3. The method of claim 1, wherein processing the first feature image with the region-generating network to determine candidate regions comprises:

performing sliding processing on the first characteristic image by utilizing a sliding window, and determining a plurality of first center points;

mapping processing is carried out on the cell images based on the first center points, and a second center points are determined;

generating a plurality of candidate anchor frames based on the anchor frames of the preset size at the position of each of the plurality of second center points; the anchor frame with the preset size is obtained based on training data of the target recognition model;

the candidate region is determined based on the plurality of candidate anchor boxes for each of the plurality of second center points.

4. The method of claim 3, wherein the anchor frame of the preset size is obtained by processing size data of a labeling frame in the training data based on a clustering algorithm.

5. The method of claim 4, wherein the clustering algorithm includes, but is not limited to, one or more of the following: k-means clustering algorithm, mean shift algorithm and density-based clustering algorithm.
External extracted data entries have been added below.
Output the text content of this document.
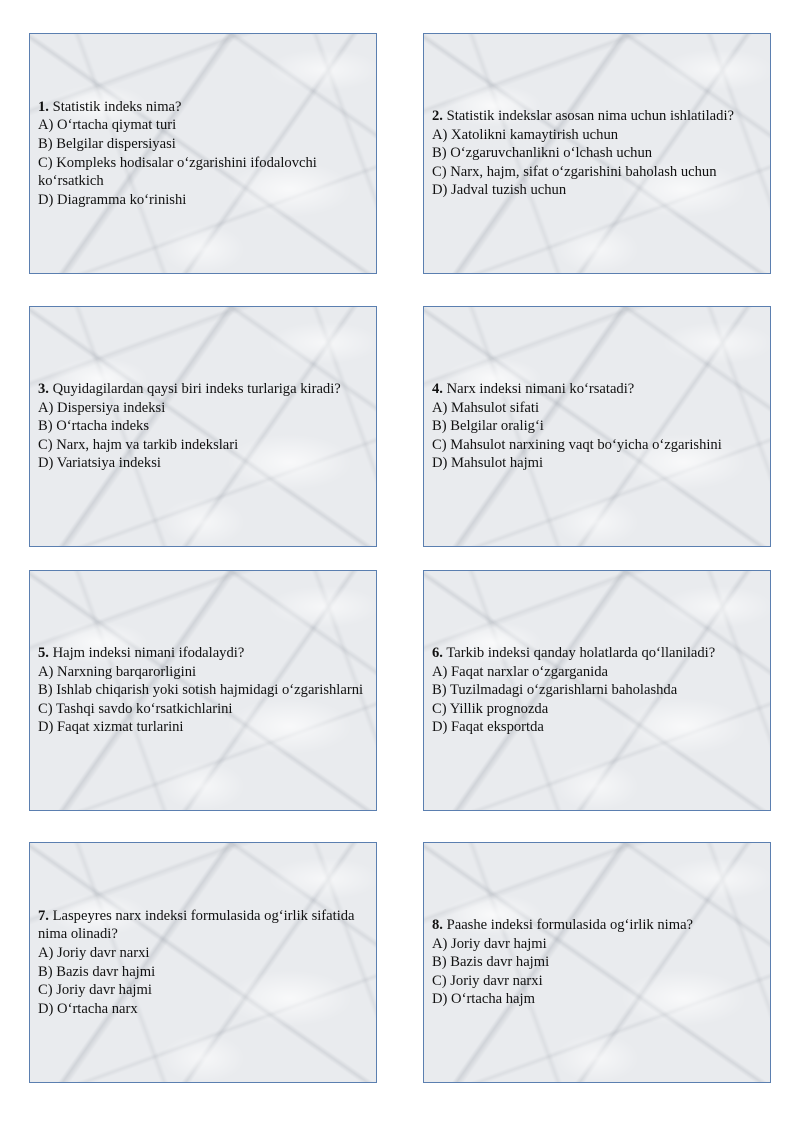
1. Statistik indeks nima?

A) O‘rtacha qiymat turi

B) Belgilar dispersiyasi

C) Kompleks hodisalar o‘zgarishini ifodalovchi ko‘rsatkich

D) Diagramma ko‘rinishi

2. Statistik indekslar asosan nima uchun ishlatiladi?

A) Xatolikni kamaytirish uchun

B) O‘zgaruvchanlikni o‘lchash uchun

C) Narx, hajm, sifat o‘zgarishini baholash uchun

D) Jadval tuzish uchun

3. Quyidagilardan qaysi biri indeks turlariga kiradi?

A) Dispersiya indeksi

B) O‘rtacha indeks

C) Narx, hajm va tarkib indekslari

D) Variatsiya indeksi

4. Narx indeksi nimani ko‘rsatadi?

A) Mahsulot sifati

B) Belgilar oralig‘i

C) Mahsulot narxining vaqt bo‘yicha o‘zgarishini

D) Mahsulot hajmi

5. Hajm indeksi nimani ifodalaydi?

A) Narxning barqarorligini

B) Ishlab chiqarish yoki sotish hajmidagi o‘zgarishlarni

C) Tashqi savdo ko‘rsatkichlarini

D) Faqat xizmat turlarini

6. Tarkib indeksi qanday holatlarda qo‘llaniladi?

A) Faqat narxlar o‘zgarganida

B) Tuzilmadagi o‘zgarishlarni baholashda

C) Yillik prognozda

D) Faqat eksportda

7. Laspeyres narx indeksi formulasida og‘irlik sifatida nima olinadi?

A) Joriy davr narxi

B) Bazis davr hajmi

C) Joriy davr hajmi

D) O‘rtacha narx

8. Paashe indeksi formulasida og‘irlik nima?

A) Joriy davr hajmi

B) Bazis davr hajmi

C) Joriy davr narxi

D) O‘rtacha hajm
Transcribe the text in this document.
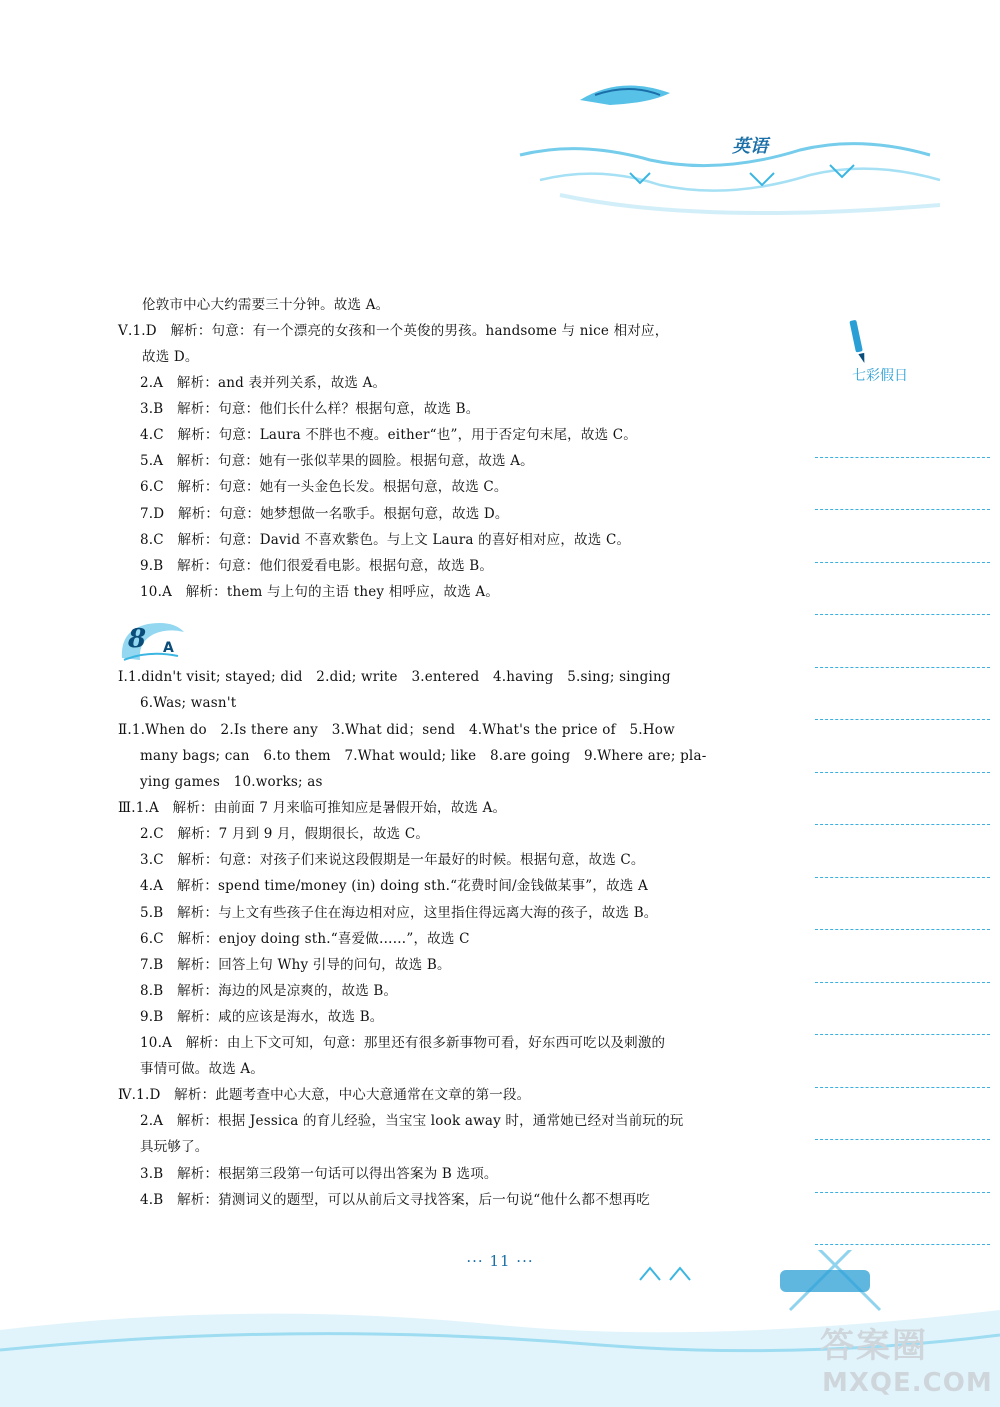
英语
七彩假日
伦敦市中心大约需要三十分钟。故选 A。
Ⅴ.1.D　解析：句意：有一个漂亮的女孩和一个英俊的男孩。handsome 与 nice 相对应，
故选 D。
2.A　解析：and 表并列关系，故选 A。
3.B　解析：句意：他们长什么样？根据句意，故选 B。
4.C　解析：句意：Laura 不胖也不瘦。either“也”，用于否定句末尾，故选 C。
5.A　解析：句意：她有一张似苹果的圆脸。根据句意，故选 A。
6.C　解析：句意：她有一头金色长发。根据句意，故选 C。
7.D　解析：句意：她梦想做一名歌手。根据句意，故选 D。
8.C　解析：句意：David 不喜欢紫色。与上文 Laura 的喜好相对应，故选 C。
9.B　解析：句意：他们很爱看电影。根据句意，故选 B。
10.A　解析：them 与上句的主语 they 相呼应，故选 A。
8 A
Ⅰ.1.didn't visit; stayed; did　2.did; write　3.entered　4.having　5.sing; singing
6.Was; wasn't
Ⅱ.1.When do　2.Is there any　3.What did；send　4.What's the price of　5.How
many bags; can　6.to them　7.What would; like　8.are going　9.Where are; pla-
ying games　10.works; as
Ⅲ.1.A　解析：由前面 7 月来临可推知应是暑假开始，故选 A。
2.C　解析：7 月到 9 月，假期很长，故选 C。
3.C　解析：句意：对孩子们来说这段假期是一年最好的时候。根据句意，故选 C。
4.A　解析：spend time/money (in) doing sth.“花费时间/金钱做某事”，故选 A
5.B　解析：与上文有些孩子住在海边相对应，这里指住得远离大海的孩子，故选 B。
6.C　解析：enjoy doing sth.“喜爱做……”，故选 C
7.B　解析：回答上句 Why 引导的问句，故选 B。
8.B　解析：海边的风是凉爽的，故选 B。
9.B　解析：咸的应该是海水，故选 B。
10.A　解析：由上下文可知，句意：那里还有很多新事物可看，好东西可吃以及刺激的
事情可做。故选 A。
Ⅳ.1.D　解析：此题考查中心大意，中心大意通常在文章的第一段。
2.A　解析：根据 Jessica 的育儿经验，当宝宝 look away 时，通常她已经对当前玩的玩
具玩够了。
3.B　解析：根据第三段第一句话可以得出答案为 B 选项。
4.B　解析：猜测词义的题型，可以从前后文寻找答案，后一句说“他什么都不想再吃
··· 11 ···
答案圈
MXQE.COM
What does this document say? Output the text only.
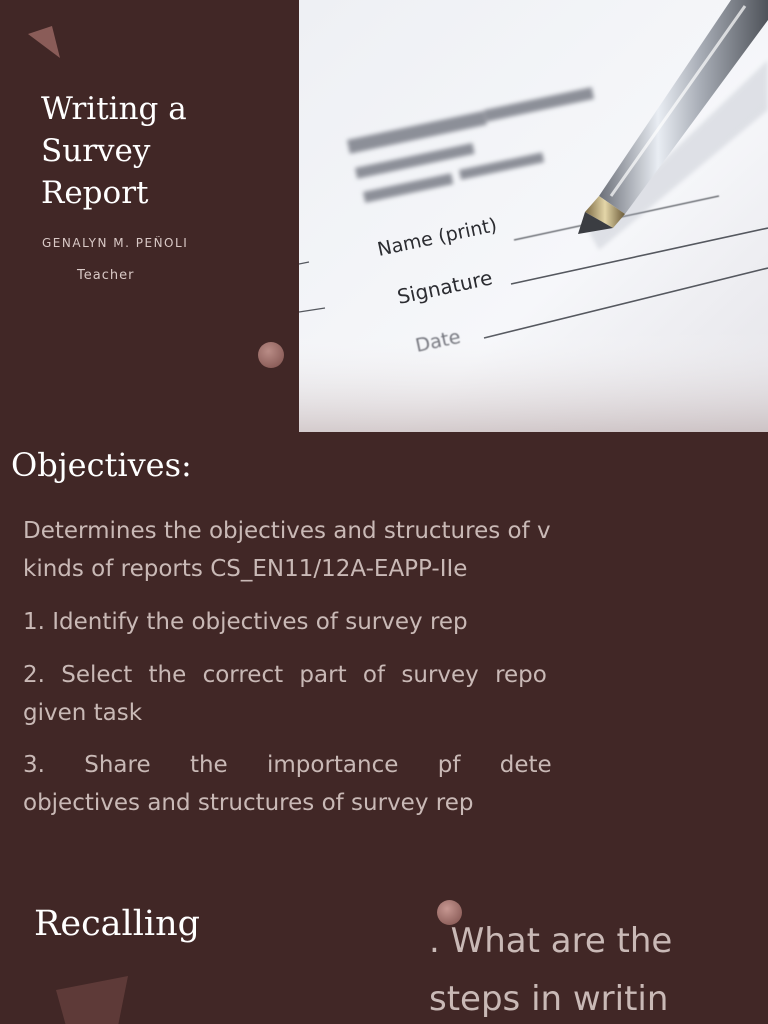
Writing a
Survey
Report
GENALYN M. PEÑOLI
Teacher
Name (print)
Signature
Objectives:
Determines the objectives and structures of v
kinds of reports CS_EN11/12A-EAPP-IIe
1. Identify the objectives of survey rep
2. Select the correct part of survey repo
given task
3. Share the importance pf dete
objectives and structures of survey rep
Recalling	. What are the
steps in writin
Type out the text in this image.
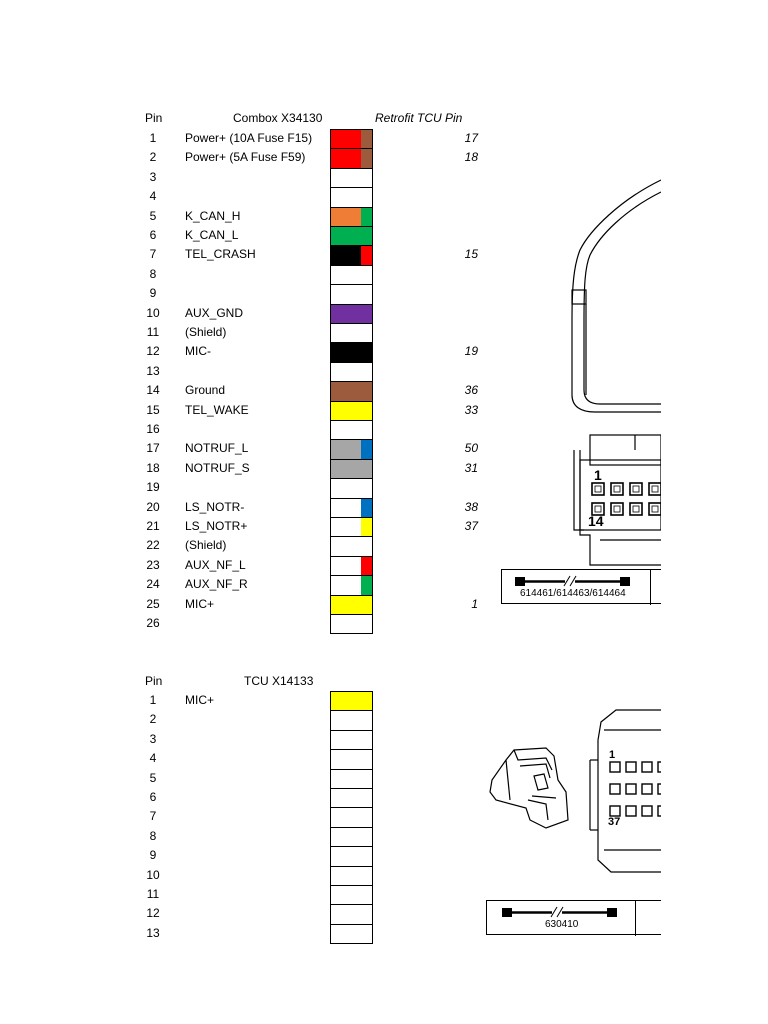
Pin	Combox X34130	Retrofit TCU Pin
1	Power+ (10A Fuse F15)	17
2	Power+ (5A Fuse F59)	18
3
4
5	K_CAN_H
6	K_CAN_L
7	TEL_CRASH	15
8
9
10	AUX_GND
11	(Shield)
12	MIC-	19
13
14	Ground	36
15	TEL_WAKE	33
16
17	NOTRUF_L	50
18	NOTRUF_S	31
19
20	LS_NOTR-	38
21	LS_NOTR+	37
22	(Shield)
23	AUX_NF_L
24	AUX_NF_R
25	MIC+	1
26
Pin	TCU X14133
1	MIC+
2
3
4
5
6
7
8
9
10
11
12
13
1
14
614461/614463/614464
1
37
630410
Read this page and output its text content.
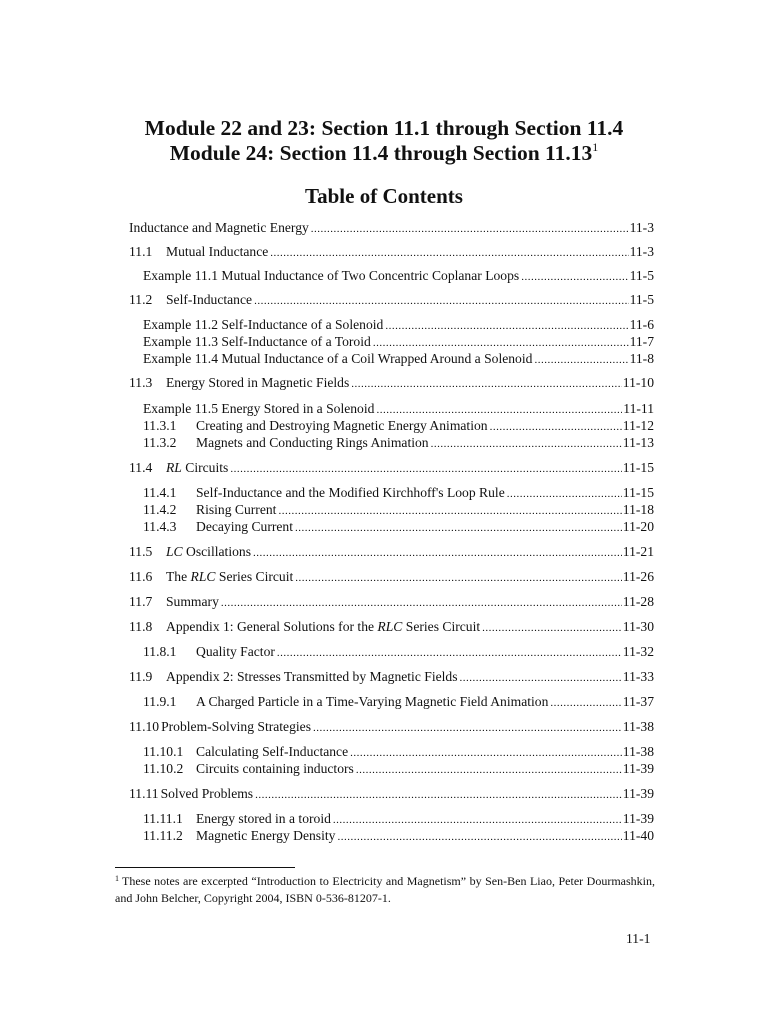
Module 22 and 23: Section 11.1 through Section 11.4
Module 24: Section 11.4 through Section 11.13$^1$
Table of Contents
Inductance and Magnetic Energy .....	11-3
11.1 Mutual Inductance .....	11-3
Example 11.1 Mutual Inductance of Two Concentric Coplanar Loops .....	11-5
11.2 Self-Inductance .....	11-5
Example 11.2 Self-Inductance of a Solenoid .....	11-6
Example 11.3 Self-Inductance of a Toroid .....	11-7
Example 11.4 Mutual Inductance of a Coil Wrapped Around a Solenoid .....	11-8
11.3 Energy Stored in Magnetic Fields .....	11-10
Example 11.5 Energy Stored in a Solenoid .....	11-11
11.3.1 Creating and Destroying Magnetic Energy Animation .....	11-12
11.3.2 Magnets and Conducting Rings Animation .....	11-13
11.4 RL Circuits .....	11-15
11.4.1 Self-Inductance and the Modified Kirchhoff's Loop Rule .....	11-15
11.4.2 Rising Current .....	11-18
11.4.3 Decaying Current .....	11-20
11.5 LC Oscillations .....	11-21
11.6 The RLC Series Circuit .....	11-26
11.7 Summary .....	11-28
11.8 Appendix 1: General Solutions for the RLC Series Circuit .....	11-30
11.8.1 Quality Factor .....	11-32
11.9 Appendix 2: Stresses Transmitted by Magnetic Fields .....	11-33
11.9.1 A Charged Particle in a Time-Varying Magnetic Field Animation .....	11-37
11.10 Problem-Solving Strategies .....	11-38
11.10.1 Calculating Self-Inductance .....	11-38
11.10.2 Circuits containing inductors .....	11-39
11.11 Solved Problems .....	11-39
11.11.1 Energy stored in a toroid .....	11-39
11.11.2 Magnetic Energy Density .....	11-40

$^1$ These notes are excerpted “Introduction to Electricity and Magnetism” by Sen-Ben Liao, Peter Dourmashkin, and John Belcher, Copyright 2004, ISBN 0-536-81207-1.

11-1
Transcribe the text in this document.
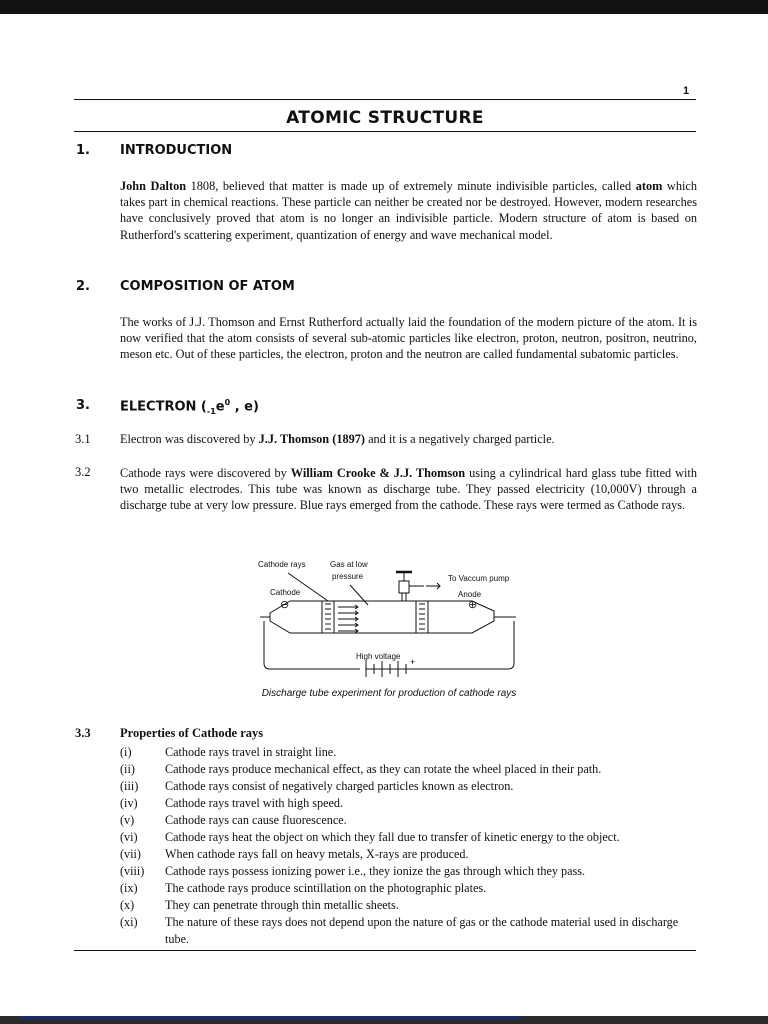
1
ATOMIC STRUCTURE
1. INTRODUCTION

John Dalton 1808, believed that matter is made up of extremely minute indivisible particles, called atom which takes part in chemical reactions. These particle can neither be created nor be destroyed. However, modern researches have conclusively proved that atom is no longer an indivisible particle. Modern structure of atom is based on Rutherford's scattering experiment, quantization of energy and wave mechanical model.

2. COMPOSITION OF ATOM

The works of J.J. Thomson and Ernst Rutherford actually laid the foundation of the modern picture of the atom. It is now verified that the atom consists of several sub-atomic particles like electron, proton, neutron, positron, neutrino, meson etc. Out of these particles, the electron, proton and the neutron are called fundamental subatomic particles.

3. ELECTRON ($_{-1}e^0$ , e)
3.1 Electron was discovered by J.J. Thomson (1897) and it is a negatively charged particle.
3.2 Cathode rays were discovered by William Crooke & J.J. Thomson using a cylindrical hard glass tube fitted with two metallic electrodes. This tube was known as discharge tube. They passed electricity (10,000V) through a discharge tube at very low pressure. Blue rays emerged from the cathode. These rays were termed as Cathode rays.

Cathode rays	Gas at low
pressure	To Vaccum pump
Cathode	Anode
⊖	⊕
High voltage
+
Discharge tube experiment for production of cathode rays
3.3 Properties of Cathode rays
(i)	Cathode rays travel in straight line.
(ii)	Cathode rays produce mechanical effect, as they can rotate the wheel placed in their path.
(iii)	Cathode rays consist of negatively charged particles known as electron.
(iv)	Cathode rays travel with high speed.
(v)	Cathode rays can cause fluorescence.
(vi)	Cathode rays heat the object on which they fall due to transfer of kinetic energy to the object.
(vii)	When cathode rays fall on heavy metals, X-rays are produced.
(viii)	Cathode rays possess ionizing power i.e., they ionize the gas through which they pass.
(ix)	The cathode rays produce scintillation on the photographic plates.
(x)	They can penetrate through thin metallic sheets.
(xi)	The nature of these rays does not depend upon the nature of gas or the cathode material used in discharge tube.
6. The method of claim 4, wherein the predetermined size of anchor boxes comprises 8 x 8 and 16 x 16 in area and the aspect ratio comprises anchor boxes corresponding to 1:1, 1:1.5 and 2:1.

7. The method of claim 1, wherein the target recognition model further comprises a random deactivation layer; the classifying and regression processing are carried out on the fourth characteristic image, and the identification result is determined, which comprises the following steps:

processing the fourth characteristic image by utilizing the random inactivation layer to determine a fifth characteristic image;

and carrying out classification processing and regression processing on the fifth characteristic image, and determining the identification result.

8. A cell detection system, the system comprising:

the acquisition module is used for acquiring a cell image to be detected;

The processing module is used for processing the cell image by utilizing a target recognition model and determining a recognition result of the cell image; the target recognition model at least comprises a separable residual convolution network, a region generation network, a region of interest pooling layer and a plurality of fully connected layers, and the processing of the target recognition model comprises the following steps:

9. A cell detection apparatus comprising a processor and a memory for storing instructions, wherein the processor is configured to execute the instructions to perform operations corresponding to the cell detection method of any one of claims 1 to 7.

10. A computer-readable storage medium storing computer instructions that, when executed by a processor, perform operations corresponding to the cell detection method of any one of claims 1 to 7.